By Guest Blogger – Adam Riley
It’s a story I tell a lot. In 2006 I was looking for a way to prolong my life of sybaritic ennui when I stumbled across an article on gold. At the time it was trading at $400/oz. Having some cash in the bank from various deaths I thought about buying some. Why not? And while I’m at it, get my trotters on some silver as well, at $7/oz. There is a shop near The Savoy Hotel where you can walk out with a bar of bullion as easily as buying a Twix from WHSmith. Even I, with a C in GCSE Economics, could do that.
Last year I sold the Xbox to pay an electricity bill.
What I’m trying to say is: my instincts were right. It’s just that I’ve stultified my responses to the level of an inert gelatinous blob with ME. I guess I’m also saying: do as I say, not as I do. Because I think I’ve found a new opportunity to squander. Bitcoins.

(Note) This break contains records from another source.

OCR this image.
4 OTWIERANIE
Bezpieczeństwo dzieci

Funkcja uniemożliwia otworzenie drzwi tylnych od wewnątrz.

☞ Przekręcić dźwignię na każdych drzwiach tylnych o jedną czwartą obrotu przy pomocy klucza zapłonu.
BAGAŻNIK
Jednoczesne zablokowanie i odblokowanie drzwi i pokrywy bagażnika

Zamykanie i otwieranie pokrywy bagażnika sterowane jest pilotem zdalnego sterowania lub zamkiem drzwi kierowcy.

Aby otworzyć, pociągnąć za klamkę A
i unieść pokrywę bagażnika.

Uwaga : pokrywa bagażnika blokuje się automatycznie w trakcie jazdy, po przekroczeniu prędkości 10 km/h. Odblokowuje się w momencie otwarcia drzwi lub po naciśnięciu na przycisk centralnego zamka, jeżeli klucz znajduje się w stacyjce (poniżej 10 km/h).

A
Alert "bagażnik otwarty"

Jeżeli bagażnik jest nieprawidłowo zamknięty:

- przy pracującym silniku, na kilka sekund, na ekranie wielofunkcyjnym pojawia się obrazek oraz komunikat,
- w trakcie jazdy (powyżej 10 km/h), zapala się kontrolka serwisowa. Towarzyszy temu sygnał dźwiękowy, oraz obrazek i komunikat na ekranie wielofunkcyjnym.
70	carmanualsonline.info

The brainchild of a mysterious internet figure with a Japanese name, Bitcoins are an online peer to peer currency that has been running for three years. There’s no central bank. All transactions are processed through a network of people who have decided to become miners. These miners are continuously running a program on their computers that is attempting to solve a complex mathematical problem every ten minutes. The one that solves it will receive fifty Bitcoins, giving everyone an incentive to keep their computers running so that the transactions can be processed.
But that takes electricity and a fast computer. You don’t have to be a miner. Bitcoin markets have evolved where you can buy, trade and squander them in your own time. One enterprising Chinese schoolboy has developed a complicated Bitcoin exchange where you can leverage yourself several times over and thus recreate the global financial crisis from the comfort of your own desktop.
“They’re not real!” I hear you vomit in my face. It’s true, and the online retailers accepting Bitcoins as payment are a little obscure. But on Mt. Gox, the most respected Bitcoin exchange, 1 Bitcoin is trading at around $5. When Bitcoins started they traded at 30 cents. Last year, someone tried to corner the market, jerking up the price to a stiff $30. That spike’s viagra has now worn off, and the market flops along at $4 to $5, manifestly the new baseline.
Bitcoins also have built in scarcity. Only 21 million Bitcoins will ever exist, 7 million are in circulation at the moment. They are divisible to eight decimal places so there will always be enough currency around. And even though that means Bitcoin miners will no longer have a reason to maintain the network, the theory is that they’ll start to charge a small reasonable fee. Well, that’s the theory.
There are some dodgy aspects. Despite numerous safeguards a high profile Bitcoin robbery was carried out last year, and given the anonymous nature of everything in the network, they are impossible to trace. The Silk Road, the online black market where you can buy microdots and Tec 9s, will only accept Bitcoins. That probably can’t last.
On the other hand, what’s the worst that can happen? Invest in Bitcoins and you’ll have a little online money to buy something particularly useless. Or maybe, just maybe, you’ll be in on the first viable economic revolution since Communism, that might free the entire world from the tyranny of central banking and represent a step towards our ultimate destiny as immaterial beings of pure intelligence, unencumbered by the mortality of physical existence, a nodal mist floating blissfully through space, dishing out Bitcoins to the aliens as we go.